Tembe Swami was a saint belonging to Datta Sampradaya. The Datta Sampradaya developed in Maharashtra, Telangana and in Andhra Pradesh, particularly along the Krishna River Valley. All the holy places of the Datta Sampradaya are found in that area. Vasudevanand Saraswati (or Tembe Swami) popularized this philosophy.

The famous saints of this sampradaya, according to the order given in Sri Dattatreya Dhyankosha are Sri Gorakhnath, Sripad Vallabh, Sri Narasimha Saraswati, Sri Tembe Swami or Sri Vasudevananda Saraswati, Sri Manik Prabhu, Sri Swami Smarth of Akkalkot, Sri Narayana Maharaj Kedgaonkar, Sri Pant Balekundrikar, and Sri Sainath Maharaj of Shirdi.

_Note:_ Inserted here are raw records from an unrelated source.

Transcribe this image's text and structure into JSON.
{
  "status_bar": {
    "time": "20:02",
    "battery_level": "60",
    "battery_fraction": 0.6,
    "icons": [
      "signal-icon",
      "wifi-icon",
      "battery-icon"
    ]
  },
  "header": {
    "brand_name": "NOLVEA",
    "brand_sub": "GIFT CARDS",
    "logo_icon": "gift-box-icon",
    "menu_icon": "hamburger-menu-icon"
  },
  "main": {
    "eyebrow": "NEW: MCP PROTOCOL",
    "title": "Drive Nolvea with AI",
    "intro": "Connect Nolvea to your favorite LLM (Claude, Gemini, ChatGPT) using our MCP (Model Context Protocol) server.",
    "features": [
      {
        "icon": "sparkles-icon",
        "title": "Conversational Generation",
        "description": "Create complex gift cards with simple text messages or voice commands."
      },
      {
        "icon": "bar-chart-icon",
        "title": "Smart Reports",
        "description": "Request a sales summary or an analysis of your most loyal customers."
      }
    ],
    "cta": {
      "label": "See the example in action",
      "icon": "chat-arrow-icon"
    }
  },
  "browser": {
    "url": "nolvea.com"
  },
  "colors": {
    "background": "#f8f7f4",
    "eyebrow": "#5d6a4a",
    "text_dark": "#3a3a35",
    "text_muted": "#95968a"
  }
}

Tembe Swami was born in the Tembe family Mangaon, in a small village of Konkan area of Maharashtra. From this childhood, he was devoted to Datta Bhakti. He stayed at Narsobawadi for years, where he performed sadhana and Datta upasana. At Narsobawadi, he actually saw Sri Datta Prabhu.

Sri Tembe Swami was popularly known for his typical way of living. He converted Datta upasana into a scientific form and designed the practices as follows – holy saint-like behavior, strict brahmacharya, traditional upasana, sannyasa, japa and tapa.

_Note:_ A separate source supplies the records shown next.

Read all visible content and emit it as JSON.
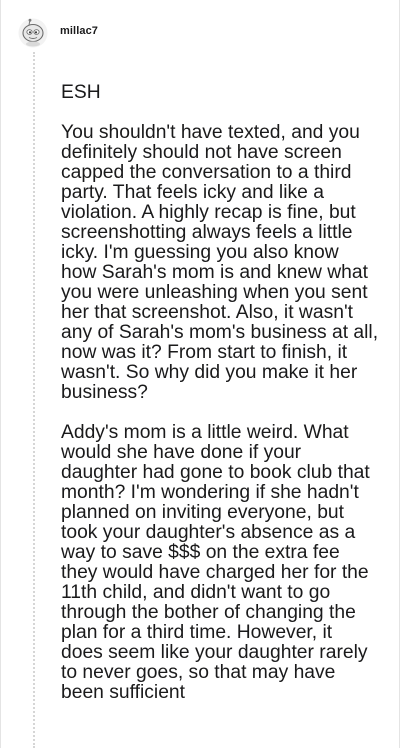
{
  "comment": {
    "username": "millac7",
    "paragraphs": [
      "ESH",
      "You shouldn't have texted, and you definitely should not have screen capped the conversation to a third party. That feels icky and like a violation. A highly recap is fine, but screenshotting always feels a little icky. I'm guessing you also know how Sarah's mom is and knew what you were unleashing when you sent her that screenshot. Also, it wasn't any of Sarah's mom's business at all, now was it? From start to finish, it wasn't. So why did you make it her business?",
      "Addy's mom is a little weird. What would she have done if your daughter had gone to book club that month? I'm wondering if she hadn't planned on inviting everyone, but took your daughter's absence as a way to save $$$ on the extra fee they would have charged her for the 11th child, and didn't want to go through the bother of changing the plan for a third time. However, it does seem like your daughter rarely to never goes, so that may have been sufficient"
    ]
  }
}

Tembe Swami took sannyasa deeksha from Narayana Saraswati of Ujjain in Madhya Pradesh. Tembe Swami wrote Datta Mahatmya in 1823 CE, which was later recognized as an important text in the Datta Sampradaya. It contained the biography and holy work of Sri Datta Prabhu and the philosophy of the Datta Sampradaya. The book is written in 5513 ovi lines and gives details regarding the twenty-four gurus. In Datta Sampradaya, the guru has a paramount importance, and all the popular saints of this sampradaya are popularly known as Guru. The Gurus are prithvi (earth), moon, some major animals, and plants. Tempe Swami performed painstaking sadhana by which he got many divine powers, known as siddhis.

A prescribed form of sadhana in Datta Sampradaya is the constant repetition of asvadhut digambar shri gurudeva datta, where it is said that each letter of this recitation has a separate connotation.

Tembe Swami spend his last days in Gujarat and attained Samadhi in Garudeshwar, a holy place on the bank of the Narmada.

The four principles he insisted for his followers are vairagya (complete detachment from maya), digambara avasta (nudity), sannyasa and sadhana.

Though there are three faces of Sri Datta Prabhu, said to represent Brahma, Vishnu and Mahesha, Tembe Swami performed upasana for only one face, stating that there was no difference between the trinity.